A Comissão de Saúde da Alepe realizou, nesta segunda, audiência pública para debater casos de transtornos emocionais em candidatos aprovados e que aguardam convocação em concursos públicos realizados pelo Poder Executivo. No encontro, a Secretaria de Administração de Pernambuco foi questionada sobre a transparência nas informações sobre cronogramas de nomeação e de anúncios de novos certames. A audiência foi coordenada pelo deputado Gilmar Júnior, do PV. Ele afirmou que há serviços essenciais necessitando de pessoal e frisou os impactos no psicológico de quem não é convocado.

“O não-chamamento de um concursado tem um impacto direto na cabeça dele, na mente dele, na saúde dele e da família dele.”

A deputada Delegada Gleide Ângelo, do PSB, lembrou que as seleções da área de segurança pública têm etapas adicionais, como os cursos de formação, realizados antes do início das funções. Ela ponderou que se os concursos não avançarem, não haverá pessoal suficiente. Concurso da Segurança é diferente dos outros. Deu tudo certo, é um ano e meio desde o dia da prova até terminar o curso de formação. Então, quer dizer que o Estado de Pernambuco vai continuar com os efetivos que tem hoje. Vai abrir um complexo da Polícia Científica onde, com quem? Não vai! Vai abrir batalhão onde? Não vai! Os delegados vão continuar. Cada delegado responde por três ou quatro delegacias.”

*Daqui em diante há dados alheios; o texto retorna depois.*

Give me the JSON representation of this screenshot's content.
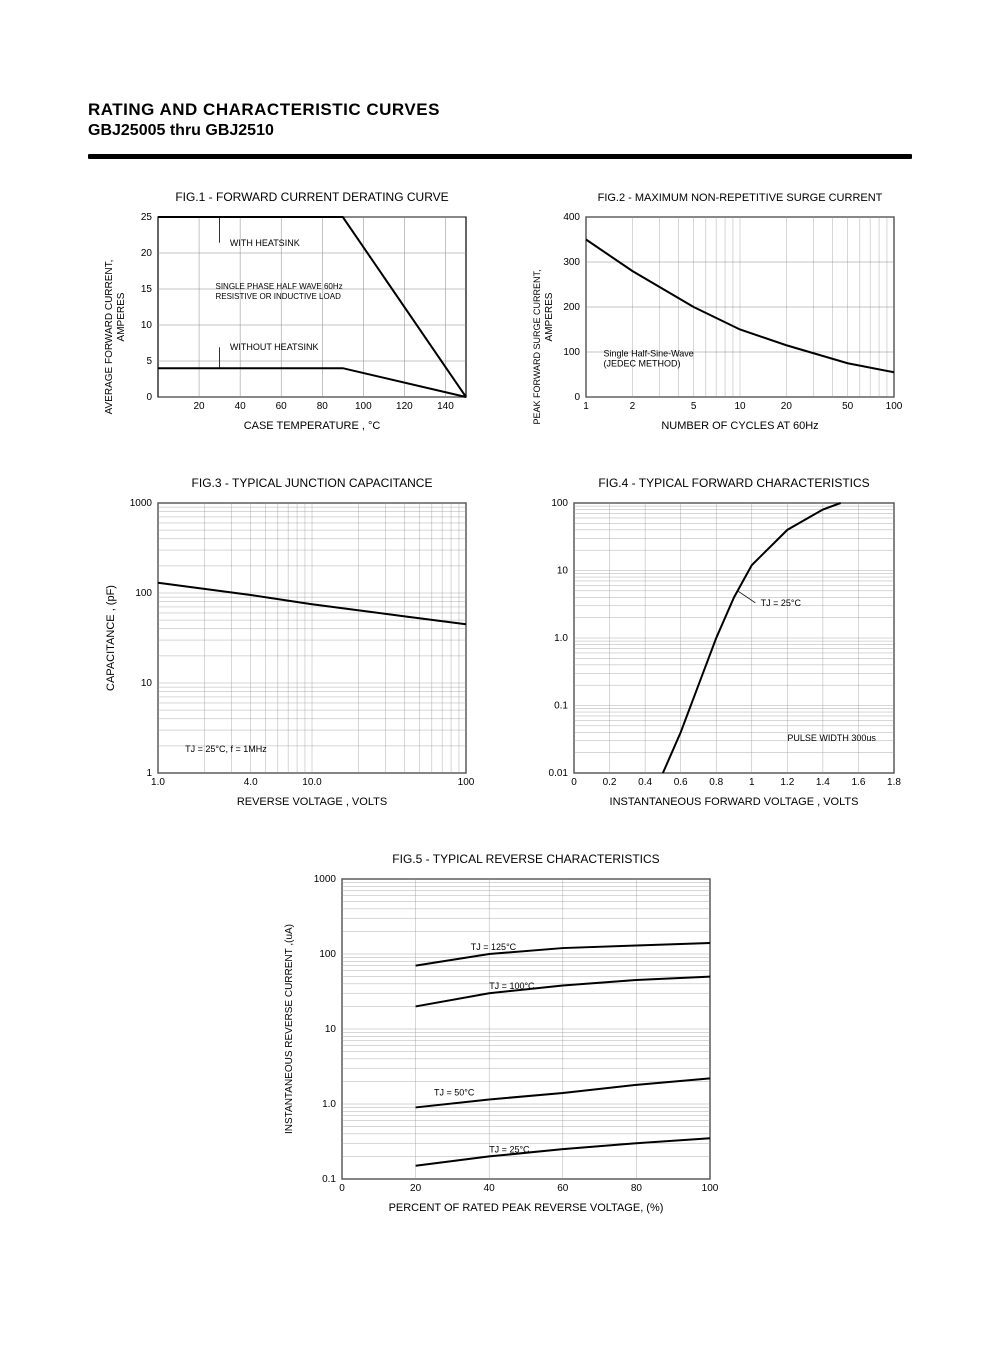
{
  "header": {
    "title": "RATING AND CHARACTERISTIC CURVES",
    "subtitle": "GBJ25005 thru GBJ2510"
  },
  "colors": {
    "stroke": "#000000",
    "grid": "#808080",
    "bg": "#ffffff",
    "curve": "#000000"
  },
  "fig1": {
    "title": "FIG.1 - FORWARD CURRENT DERATING CURVE",
    "ylabel": "AVERAGE FORWARD CURRENT,\nAMPERES",
    "xlabel": "CASE TEMPERATURE , °C",
    "xlim": [
      0,
      150
    ],
    "ylim": [
      0,
      25
    ],
    "xticks": [
      20,
      40,
      60,
      80,
      100,
      120,
      140
    ],
    "yticks": [
      0,
      5,
      10,
      15,
      20,
      25
    ],
    "line_width": 2,
    "anno1": "WITH HEATSINK",
    "anno2": "SINGLE PHASE HALF WAVE 60Hz\nRESISTIVE OR INDUCTIVE LOAD",
    "anno3": "WITHOUT HEATSINK",
    "curve_with_hs": [
      [
        0,
        25
      ],
      [
        90,
        25
      ],
      [
        150,
        0
      ]
    ],
    "curve_no_hs": [
      [
        0,
        4
      ],
      [
        90,
        4
      ],
      [
        150,
        0
      ]
    ]
  },
  "fig2": {
    "title": "FIG.2 - MAXIMUM NON-REPETITIVE SURGE CURRENT",
    "ylabel": "PEAK FORWARD SURGE CURRENT,\nAMPERES",
    "xlabel": "NUMBER OF CYCLES AT 60Hz",
    "ylim": [
      0,
      400
    ],
    "yticks": [
      0,
      100,
      200,
      300,
      400
    ],
    "x_log_ticks": [
      1,
      2,
      5,
      10,
      20,
      50,
      100
    ],
    "anno": "Single Half-Sine-Wave\n(JEDEC METHOD)",
    "curve": [
      [
        1,
        350
      ],
      [
        2,
        280
      ],
      [
        5,
        200
      ],
      [
        10,
        150
      ],
      [
        20,
        115
      ],
      [
        50,
        75
      ],
      [
        100,
        55
      ]
    ],
    "line_width": 2
  },
  "fig3": {
    "title": "FIG.3 - TYPICAL JUNCTION CAPACITANCE",
    "ylabel": "CAPACITANCE , (pF)",
    "xlabel": "REVERSE VOLTAGE , VOLTS",
    "x_log_ticks": [
      1.0,
      4.0,
      10.0,
      100
    ],
    "x_tick_labels": [
      "1.0",
      "4.0",
      "10.0",
      "100"
    ],
    "y_log_ticks": [
      1.0,
      10,
      100,
      1000
    ],
    "anno": "TJ = 25°C,  f = 1MHz",
    "curve": [
      [
        1,
        130
      ],
      [
        4,
        95
      ],
      [
        10,
        75
      ],
      [
        40,
        55
      ],
      [
        100,
        45
      ]
    ],
    "line_width": 2
  },
  "fig4": {
    "title": "FIG.4 - TYPICAL FORWARD CHARACTERISTICS",
    "ylabel": "",
    "xlabel": "INSTANTANEOUS FORWARD VOLTAGE , VOLTS",
    "xlim": [
      0,
      1.8
    ],
    "xticks": [
      0,
      0.2,
      0.4,
      0.6,
      0.8,
      1.0,
      1.2,
      1.4,
      1.6,
      1.8
    ],
    "y_log_ticks": [
      0.01,
      0.1,
      1.0,
      10,
      100
    ],
    "y_tick_labels": [
      "0.01",
      "0.1",
      "1.0",
      "10",
      "100"
    ],
    "anno1": "TJ = 25°C",
    "anno2": "PULSE WIDTH 300us",
    "curve": [
      [
        0.5,
        0.01
      ],
      [
        0.6,
        0.04
      ],
      [
        0.7,
        0.2
      ],
      [
        0.8,
        1.0
      ],
      [
        0.9,
        4
      ],
      [
        1.0,
        12
      ],
      [
        1.2,
        40
      ],
      [
        1.4,
        80
      ],
      [
        1.5,
        100
      ]
    ],
    "line_width": 2
  },
  "fig5": {
    "title": "FIG.5 - TYPICAL REVERSE CHARACTERISTICS",
    "ylabel": "INSTANTANEOUS REVERSE CURRENT ,(uA)",
    "xlabel": "PERCENT OF RATED PEAK REVERSE VOLTAGE, (%)",
    "xlim": [
      0,
      100
    ],
    "xticks": [
      0,
      20,
      40,
      60,
      80,
      100
    ],
    "y_log_ticks": [
      0.1,
      1.0,
      10,
      100,
      1000
    ],
    "y_tick_labels": [
      "0.1",
      "1.0",
      "10",
      "100",
      "1000"
    ],
    "curves": [
      {
        "label": "TJ = 125°C",
        "data": [
          [
            20,
            70
          ],
          [
            40,
            100
          ],
          [
            60,
            120
          ],
          [
            80,
            130
          ],
          [
            100,
            140
          ]
        ]
      },
      {
        "label": "TJ = 100°C",
        "data": [
          [
            20,
            20
          ],
          [
            40,
            30
          ],
          [
            60,
            38
          ],
          [
            80,
            45
          ],
          [
            100,
            50
          ]
        ]
      },
      {
        "label": "TJ = 50°C",
        "data": [
          [
            20,
            0.9
          ],
          [
            40,
            1.15
          ],
          [
            60,
            1.4
          ],
          [
            80,
            1.8
          ],
          [
            100,
            2.2
          ]
        ]
      },
      {
        "label": "TJ = 25°C",
        "data": [
          [
            20,
            0.15
          ],
          [
            40,
            0.2
          ],
          [
            60,
            0.25
          ],
          [
            80,
            0.3
          ],
          [
            100,
            0.35
          ]
        ]
      }
    ],
    "line_width": 2
  }
}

Gleide comentou ainda a alegação do Governo de que um parecer da Procuradoria-Geral do Estado atestaria a ilegalidade das nomeações. Ela disse que já solicitou uma cópia do documento, mas não teve acesso. Gilmar Júnior solicitou que o parecer seja encaminhado à Procuradoria da Alepe para análise. A representante dos aprovados na área de segurança pública em Pernambuco, Jéssica Daiane da Silva, questionou a abertura de novos concursos com a existência de outros em andamento.

A jurisprudência é pacífica que não se pode chamar na frente dos aprovados outros aprovados. Então, se a administração reconhece a necessidade de um novo concurso é porque reconhece a necessidade de vagas e de orçamento. Então, que nos chame primeiro para que depois se faça um novo concurso.”

De acordo com o presidente do Sindicato dos Policiais Civis de Pernambuco, Áureo Cisneiros, há mais de seis mil cargos vagos na Polícia Civil do Estado. Segundo ele, a lei prevê a atuação de mais de 11 mil policiais, porém só há 5.200 na ativa. Gestores do Governo do Estado se comprometeram a levar as reivindicações dos candidatos ao conhecimento do Poder Executivo.